Quattro virtù
hanno funzione di «Cardine». Per questo sono dette «Cardinali»; tutte le altre si raggruppano
attorno ad esse. Sono: la prudenza, la giustizia, la fortezza e la temperanza. «Se uno ama la
giustizia, le virtù sono il frutto delle sue fatiche. Essa insegna infatti la
temperanza e la prudenza, la giustizia e la fortezza» (Sap 8,7). Sotto altri nomi, queste
virtù sono lodate in molti passi della Scrittura.
La «Prudenza» è
la virtù che dispone la ragione pratica a discernere in ogni circostanza il
nostro vero bene e a scegliere i mezzi adeguati per compierlo. L'uomo «accorto controlla i suoi passi» (Prv 14,15). «Siate moderati e sobri per dedicarvi alla preghiera» (1 Pt 4,7).
La «Prudenza» è la «retta norma dell'azione», scrive San
Tommaso sulla scia di Aristotele. Essa non si confonde con la timidezza o
la paura, né con la doppiezza o la dissimulazione. È detta «auriga
virtutum – cocchiere delle virtù »: essa dirige le altre virtù
indicando loro regola e misura. È la «Prudenza» che guida immediatamente il
giudizio di coscienza. L'uomo prudente decide e ordina la propria condotta
seguendo questo giudizio. Grazie alla virtù della «Prudenza» applichiamo i principi morali ai
casi particolari senza sbagliare e superiamo i dubbi sul bene da compiere e sul
male da evitare.
La «Giustizia» è la virtù
morale che consiste nella costante e ferma volontà di dare a Dio e al prossimo
ciò che è loro dovuto. La «Giustizia» verso Dio è chiamata «virtù di religione». La «Giustizia»
verso gli uomini dispone a rispettare i diritti di ciascuno e a stabilire nelle
relazioni umane l'armonia che promuove l'equità nei confronti delle persone e
del “bene comune”. L'uomo giusto, di cui spesso si fa parola nei Libri Sacri,
si distingue per l'abituale dirittura dei propri pensieri e per la rettitudine
della propria condotta verso il prossimo. «Non tratterai con parzialità il povero, né userai preferenze verso il
potente; ma giudicherai il tuo prossimo con giustizia» (Lv 19,15). «Voi, padroni, date ai vostri servi ciò che è giusto ed equo, sapendo che
anche voi avete un padrone in cielo»
(Col 4,1).
La «Fortezza» è la virtù
morale che, nelle difficoltà, assicura la fermezza e la costanza nella ricerca
del bene. Essa rafforza la decisione di resistere alle tentazioni e di superare
gli ostacoli nella vita morale.
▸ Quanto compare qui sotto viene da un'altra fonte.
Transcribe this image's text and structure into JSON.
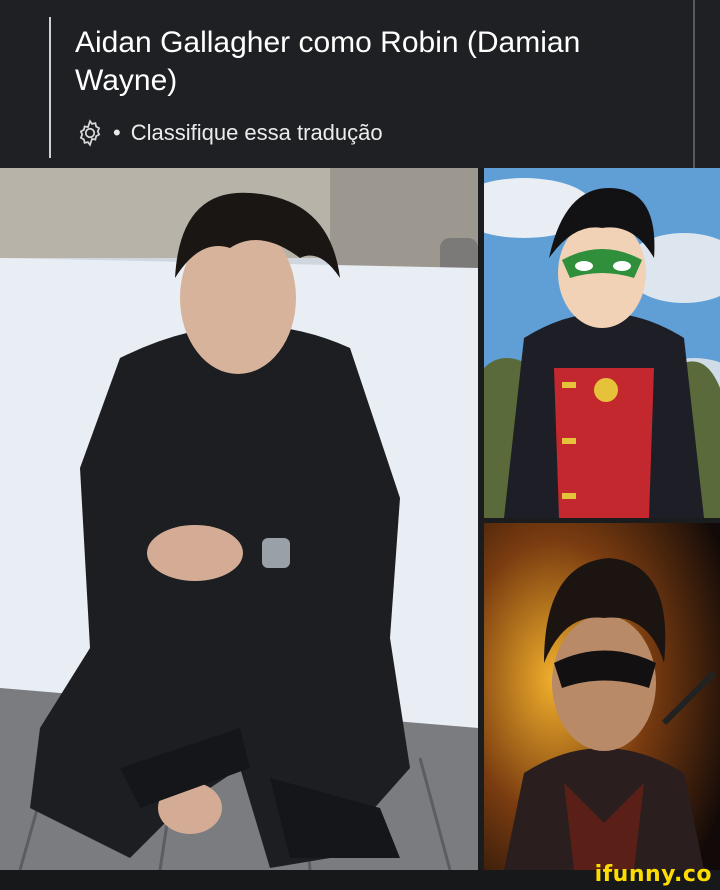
{
  "post": {
    "title": "Aidan Gallagher como Robin (Damian Wayne)",
    "rate_icon": "gear-icon",
    "separator": "•",
    "rate_translation": "Classifique essa tradução"
  },
  "images": {
    "main": "Photo of a young man in a black sweater crouching on a snowy terrace",
    "top_right": "Animated Robin (Damian Wayne) with green mask and red costume",
    "bottom_right": "Live-action style Robin in a dark mask against an orange glow"
  },
  "watermark": {
    "text": "ifunny.co",
    "color": "#ffdc00"
  }
}
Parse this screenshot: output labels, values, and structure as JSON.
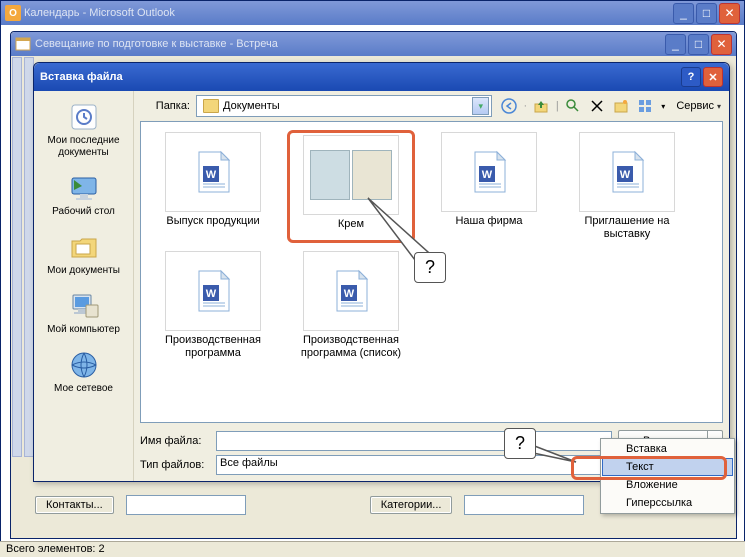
{
  "outer_window": {
    "title": "Календарь - Microsoft Outlook"
  },
  "inner_window": {
    "title": "Севещание по подготовке к выставке - Встреча"
  },
  "meeting_buttons": {
    "contacts": "Контакты...",
    "categories": "Категории..."
  },
  "statusbar": {
    "text": "Всего элементов: 2"
  },
  "dialog": {
    "title": "Вставка файла",
    "help": "?",
    "close": "✕",
    "folder_label": "Папка:",
    "folder_value": "Документы",
    "service_label": "Сервис",
    "filename_label": "Имя файла:",
    "filename_value": "",
    "filetype_label": "Тип файлов:",
    "filetype_value": "Все файлы",
    "insert_btn": "Вставка"
  },
  "places": [
    {
      "label": "Мои последние документы",
      "icon": "recent"
    },
    {
      "label": "Рабочий стол",
      "icon": "desktop"
    },
    {
      "label": "Мои документы",
      "icon": "mydocs"
    },
    {
      "label": "Мой компьютер",
      "icon": "mycomp"
    },
    {
      "label": "Мое сетевое",
      "icon": "network"
    }
  ],
  "files": [
    {
      "name": "Выпуск продукции",
      "type": "word",
      "selected": false
    },
    {
      "name": "Крем",
      "type": "image",
      "selected": true
    },
    {
      "name": "Наша фирма",
      "type": "word",
      "selected": false
    },
    {
      "name": "Приглашение на выставку",
      "type": "word",
      "selected": false
    },
    {
      "name": "Производственная программа",
      "type": "word",
      "selected": false
    },
    {
      "name": "Производственная программа (список)",
      "type": "word",
      "selected": false
    }
  ],
  "dropdown": {
    "items": [
      "Вставка",
      "Текст",
      "Вложение",
      "Гиперссылка"
    ],
    "selected_index": 1
  },
  "annotations": {
    "q": "?"
  }
}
La virtù della «Fortezza» rende capaci di vincere la paura,
perfino della morte, e di affrontare la prova e le persecuzioni. Dà il coraggio
di giungere fino alla rinuncia e al sacrificio della propria vita per difendere
una giusta causa. «Mia forza e mio canto
è il Signore» (Sal 118,14). «Voi avrete tribolazione nel mondo, ma abbiate fiducia;
io ho vinto il mondo» (Gv 16,33).
La «Temperanza» è la virtù
morale che modera l'attrattiva dei piaceri e rende capaci di equilibrio
nell'uso dei beni creati. Essa assicura il dominio della volontà sugli istinti
e mantiene i desideri entro i limiti dell'onestà. La persona temperante orienta
al bene i propri appetiti sensibili, conserva una sana discrezione, e non segue
il proprio istinto e la propria forza assecondando i desideri del proprio
cuore. La «Temperanza» è spesso lodata nell'Antico Testamento: «Non seguire le passioni; poni un freno ai tuoi desideri» (Sir 18,30). Nel Nuovo Testamento è
chiamata «moderazione» o «sobrietà». Noi dobbiamo «vivere con sobrietà, giustizia e pietà in questo mondo» (Tt 2,12). Vivere bene altro non è che
amare Dio con tutto il proprio cuore, con tutta la propria anima, e con tutto
il proprio agire. Gli si dà (con la Temperanza) un amore totale che nessuna sventura può far
vacillare (e questo mette in evidenza la Fortezza), un amore che obbedisce a lui solo (e questa è la Giustizia), che vigila al fine di discernere ogni cosa, nel
timore di lasciarsi sorprendere dall'astuzia e dalla menzogna (e questa è la Prudenza).